A poet's poet and a modernist of the first rank, Fernando Pessoa grew up in Durban, South Africa, but lived subsequently in his native city of Lisbon, Portugal. He eked out a marginal livelihood there as a commercial translator. The magnitude and quality of his literary output came largely as a surprise to posterity and are still being assessed. He devised a series of alter egos (heteronyms), each one with a distinctive poetic style, to whom he attributed much of his writing.
Pessoa mastered English at an early age and was annotating a copy of Leaves of Grass at a crucial moment in his literary development. It was at this time that his celebrated poem "Salutation to Walt Whitman" (1914) was written. The "Salutation" makes deft use of Whitman's stylistic tics and recreates a Whitmanesque mood of transcendental enthusiasm. However, it does so in a way that makes Leaves of Grass seem faintly preposterous. In fact, the work is a puckish send-up.
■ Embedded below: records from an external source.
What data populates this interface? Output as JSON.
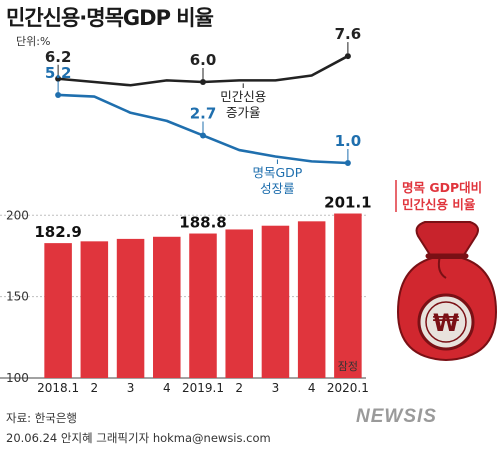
{
  "title": "민간신용·명목GDP 비율",
  "unit_label": "단위:%",
  "chart_data": [
    {
      "type": "line",
      "x": [
        "2018.1",
        "2018.2",
        "2018.3",
        "2018.4",
        "2019.1",
        "2019.2",
        "2019.3",
        "2019.4",
        "2020.1"
      ],
      "series": [
        {
          "name": "민간신용 증가율",
          "label_lines": [
            "민간신용",
            "증가율"
          ],
          "color": "#222222",
          "values": [
            6.2,
            6.0,
            5.8,
            6.1,
            6.0,
            6.1,
            6.1,
            6.4,
            7.6
          ],
          "point_labels": {
            "0": "6.2",
            "4": "6.0",
            "8": "7.6"
          }
        },
        {
          "name": "명목GDP 성장률",
          "label_lines": [
            "명목GDP",
            "성장률"
          ],
          "color": "#1f6fae",
          "values": [
            5.2,
            5.1,
            4.1,
            3.6,
            2.7,
            1.8,
            1.4,
            1.1,
            1.0
          ],
          "point_labels": {
            "0": "5.2",
            "4": "2.7",
            "8": "1.0"
          }
        }
      ]
    },
    {
      "type": "bar",
      "categories": [
        "2018.1",
        "2",
        "3",
        "4",
        "2019.1",
        "2",
        "3",
        "4",
        "2020.1"
      ],
      "values": [
        182.9,
        184.0,
        185.5,
        186.8,
        188.8,
        191.3,
        193.6,
        196.3,
        201.1
      ],
      "data_labels": {
        "0": "182.9",
        "4": "188.8",
        "8": "201.1"
      },
      "series_label_lines": [
        "명목 GDP대비",
        "민간신용 비율"
      ],
      "bar_color": "#e0353d",
      "yticks": [
        100,
        150,
        200
      ],
      "ylim": [
        100,
        210
      ],
      "annotation": "잠정"
    }
  ],
  "source": "자료: 한국은행",
  "credit": "20.06.24 안지혜 그래픽기자 hokma@newsis.com",
  "logo_text": "NEWSIS",
  "icon": "money-bag-won-icon"
}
Yet Pessoa made use of Whitman's technical advances to great effect elsewhere in his more reflective verse. It also appears that his pastoral lyrics were, at bottom, an elaborate philosophical commentary on Leaves of Grass. Such links between the two poets were of a serious and substantial character.
Bibliography
Brown, Susan Margaret. "Pessoa and Whitman: Brothers in the Universe." The Continuing Presence of Walt Whitman. Ed. Robert K. Martin. Iowa City: U of Iowa P, 1992. 167–181.
Pessoa, Fernando. Poems of Fernando Pessoa. Ed. and trans. Edwin Honig and Susan M. Brown. New York: Ecco, 1986.
Sena, Jorge de. "Fernando Pessoa: The Man Who Never Was." The Man Who Never Was: Essays on Fernando Pessoa. Ed. George Monteiro. Providence, R.I.: Gávea-Brown, 1982. 19–31.